The most recent feedback from retailers and suppliers indicates evidence of improved trade partnerships, but also cause for concern.
The word “collaboration” has increasingly been used to describe interactions, painting a positive picture of these dealings. Is that upbeat impression justified?
Shedding light on that topic was the recent Reinventing CPG & Retail Summit held in Orlando by Information Resources Inc. That event, covered for SN by associate editor Carol Angrisani, provided a snapshot of where things stand.
Most encouraging was the level of innovation brought to industry initiatives. Food Lion's chief operating officer, Cathy Green, outlined a new program that offers supplier partners two tiers: Standard and Gold. Each requires certain levels of collaboration and sharing of data. This seems like a progressive step toward building a formal structure around industry collaboration, rather than letting it develop by the seat of the pants.
In another case of innovation, Amazon.com has developed a program called “Amazon Vine,” in which the online retailer enables its top customer reviewers to rate products in advance of their release. Unilever recently partnered on this program before the release of its Degree Clinical Protection deodorant.

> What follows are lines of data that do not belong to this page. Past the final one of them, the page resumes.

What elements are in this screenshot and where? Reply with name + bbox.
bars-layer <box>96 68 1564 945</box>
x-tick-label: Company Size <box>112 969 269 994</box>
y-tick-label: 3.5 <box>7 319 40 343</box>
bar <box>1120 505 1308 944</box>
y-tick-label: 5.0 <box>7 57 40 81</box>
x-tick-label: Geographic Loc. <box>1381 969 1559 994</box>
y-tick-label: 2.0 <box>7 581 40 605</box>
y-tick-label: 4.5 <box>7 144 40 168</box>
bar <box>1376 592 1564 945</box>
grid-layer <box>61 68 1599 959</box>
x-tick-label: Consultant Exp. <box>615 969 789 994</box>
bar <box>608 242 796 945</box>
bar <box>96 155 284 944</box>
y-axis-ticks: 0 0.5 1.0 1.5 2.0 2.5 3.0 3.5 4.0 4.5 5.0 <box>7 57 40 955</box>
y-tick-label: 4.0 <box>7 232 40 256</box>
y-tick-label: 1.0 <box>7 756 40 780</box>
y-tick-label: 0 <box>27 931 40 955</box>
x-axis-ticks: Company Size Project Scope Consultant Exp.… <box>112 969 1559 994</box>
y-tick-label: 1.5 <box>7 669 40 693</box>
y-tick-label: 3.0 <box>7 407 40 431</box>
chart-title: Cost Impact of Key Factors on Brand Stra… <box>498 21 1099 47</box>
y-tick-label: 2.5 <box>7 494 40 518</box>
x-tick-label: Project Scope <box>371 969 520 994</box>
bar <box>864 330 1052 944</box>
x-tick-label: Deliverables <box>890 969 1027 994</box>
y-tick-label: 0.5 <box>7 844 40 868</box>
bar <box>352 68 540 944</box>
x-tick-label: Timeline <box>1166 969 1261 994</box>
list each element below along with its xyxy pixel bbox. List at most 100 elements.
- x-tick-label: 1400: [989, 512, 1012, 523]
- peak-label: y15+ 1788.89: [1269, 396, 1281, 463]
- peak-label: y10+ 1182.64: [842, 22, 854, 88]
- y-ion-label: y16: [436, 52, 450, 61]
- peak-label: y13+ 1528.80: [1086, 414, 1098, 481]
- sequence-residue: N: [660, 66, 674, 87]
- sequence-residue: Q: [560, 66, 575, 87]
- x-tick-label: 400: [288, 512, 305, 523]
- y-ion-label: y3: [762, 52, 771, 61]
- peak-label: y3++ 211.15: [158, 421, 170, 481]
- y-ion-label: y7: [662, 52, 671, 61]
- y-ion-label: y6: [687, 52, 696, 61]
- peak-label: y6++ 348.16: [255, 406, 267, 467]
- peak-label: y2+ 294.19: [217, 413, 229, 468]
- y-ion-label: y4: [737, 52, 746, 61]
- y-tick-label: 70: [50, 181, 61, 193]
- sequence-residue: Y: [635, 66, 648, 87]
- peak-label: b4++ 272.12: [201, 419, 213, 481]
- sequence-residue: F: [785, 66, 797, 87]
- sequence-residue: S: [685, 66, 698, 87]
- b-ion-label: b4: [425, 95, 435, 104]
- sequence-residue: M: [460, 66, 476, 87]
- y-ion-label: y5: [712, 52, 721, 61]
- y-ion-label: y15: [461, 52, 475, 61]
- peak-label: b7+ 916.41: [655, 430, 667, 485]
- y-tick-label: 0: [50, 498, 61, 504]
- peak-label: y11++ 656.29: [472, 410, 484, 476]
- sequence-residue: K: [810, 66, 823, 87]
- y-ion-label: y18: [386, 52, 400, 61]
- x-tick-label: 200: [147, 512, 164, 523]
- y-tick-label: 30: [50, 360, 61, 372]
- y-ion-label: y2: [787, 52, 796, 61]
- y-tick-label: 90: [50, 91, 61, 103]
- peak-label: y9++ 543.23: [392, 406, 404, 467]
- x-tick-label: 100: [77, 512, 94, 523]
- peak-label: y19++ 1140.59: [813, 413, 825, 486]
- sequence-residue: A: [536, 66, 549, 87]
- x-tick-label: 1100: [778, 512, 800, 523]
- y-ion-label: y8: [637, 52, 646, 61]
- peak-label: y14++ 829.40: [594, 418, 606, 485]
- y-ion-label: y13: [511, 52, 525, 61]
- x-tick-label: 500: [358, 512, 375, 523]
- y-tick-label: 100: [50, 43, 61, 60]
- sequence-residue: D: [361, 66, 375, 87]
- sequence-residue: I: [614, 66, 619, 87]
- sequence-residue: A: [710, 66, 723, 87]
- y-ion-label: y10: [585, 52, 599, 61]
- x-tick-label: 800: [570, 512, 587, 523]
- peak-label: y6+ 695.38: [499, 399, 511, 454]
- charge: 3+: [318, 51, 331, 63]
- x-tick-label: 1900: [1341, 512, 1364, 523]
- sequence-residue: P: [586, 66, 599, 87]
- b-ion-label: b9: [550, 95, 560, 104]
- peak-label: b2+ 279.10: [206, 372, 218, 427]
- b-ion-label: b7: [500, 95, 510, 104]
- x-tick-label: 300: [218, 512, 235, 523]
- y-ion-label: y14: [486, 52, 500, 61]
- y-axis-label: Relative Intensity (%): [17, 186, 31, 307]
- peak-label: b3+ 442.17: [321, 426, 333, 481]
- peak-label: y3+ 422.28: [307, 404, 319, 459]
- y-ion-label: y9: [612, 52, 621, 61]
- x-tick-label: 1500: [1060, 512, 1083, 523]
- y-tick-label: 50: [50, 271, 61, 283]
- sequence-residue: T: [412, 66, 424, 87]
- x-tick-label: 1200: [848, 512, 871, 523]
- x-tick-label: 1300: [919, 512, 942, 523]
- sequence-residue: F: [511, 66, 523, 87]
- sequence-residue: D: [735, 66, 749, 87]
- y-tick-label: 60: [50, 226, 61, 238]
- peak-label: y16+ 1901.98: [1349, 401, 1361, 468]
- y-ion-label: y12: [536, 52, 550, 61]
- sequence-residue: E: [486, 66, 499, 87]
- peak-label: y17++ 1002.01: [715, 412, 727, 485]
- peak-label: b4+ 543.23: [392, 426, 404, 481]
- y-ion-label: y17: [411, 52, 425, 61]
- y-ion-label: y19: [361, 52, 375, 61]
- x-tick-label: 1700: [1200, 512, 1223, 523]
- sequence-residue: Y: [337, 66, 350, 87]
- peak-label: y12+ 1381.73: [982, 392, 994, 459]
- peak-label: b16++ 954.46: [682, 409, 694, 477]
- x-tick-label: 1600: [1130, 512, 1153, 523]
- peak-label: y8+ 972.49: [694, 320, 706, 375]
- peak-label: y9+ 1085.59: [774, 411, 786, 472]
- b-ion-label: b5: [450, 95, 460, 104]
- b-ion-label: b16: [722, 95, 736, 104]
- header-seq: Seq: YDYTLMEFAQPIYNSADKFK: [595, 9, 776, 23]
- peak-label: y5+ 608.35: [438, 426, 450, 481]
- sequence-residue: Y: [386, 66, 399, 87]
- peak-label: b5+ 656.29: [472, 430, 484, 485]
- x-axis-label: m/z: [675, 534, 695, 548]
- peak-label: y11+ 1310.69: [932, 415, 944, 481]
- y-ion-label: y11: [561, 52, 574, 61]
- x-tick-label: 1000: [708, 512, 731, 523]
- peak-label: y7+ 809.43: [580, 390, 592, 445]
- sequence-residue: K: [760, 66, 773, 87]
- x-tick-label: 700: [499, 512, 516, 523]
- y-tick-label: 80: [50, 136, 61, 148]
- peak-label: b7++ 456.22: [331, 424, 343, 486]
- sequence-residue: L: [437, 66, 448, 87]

It's also a positive that partners are getting better at outlining exactly what they seek from relationships. For instance, Kroger's vice president of customer loyalty, Ken Fenyo, told the IRI forum that the retailer wants CPG insights to help improve parts of the store, including snacks and beauty care.
We're even learning in which forms retailers want their information. Jim Smits, Supervalu's fresh foods merchandising group vice president, said distributors prefer that suppliers streamline information. “Rather than a 60-page document filled with insights, they're coming with a two-page executive summary,” he said of many suppliers.
A lingering concern about vendor-retailer relationships is that some roadblocks to progress haven't changed. IRI, in soliciting feedback from trading partners, was told some retailers still don't want to share strategic information with suppliers, while some manufacturers still fail to understand a retailer's customers or show little interest in overall category building.
All of which brings us to the penalty for not partnering, which is exclusion from the tremendous upside of successful programs. That penalty is perhaps most graphically outlined in the case of Ahold USA. Two of Ahold's chains, Stop & Shop and Giant Food Stores, are engaged in a Value Improvement Program to lower prices and inventory levels while discontinuing certain SKUs. The chains are promising growth to vendors that remain, but they intend to eliminate others. “The threat of discontinuing SKUs is an enormously powerful point of leverage with vendors,” said Lawrence Benjamin, president and chief operating officer of the U.S. operations, who likened the process to “our own sort of reality show where somebody has to get off the island.”
You can accuse Ahold of playing rough, but not of failing to speak candidly. No one wants to get thrown off the island in today's marketplace. It's no longer a question of whether trading partners need to work more closely and strategically, but rather how to make that happen.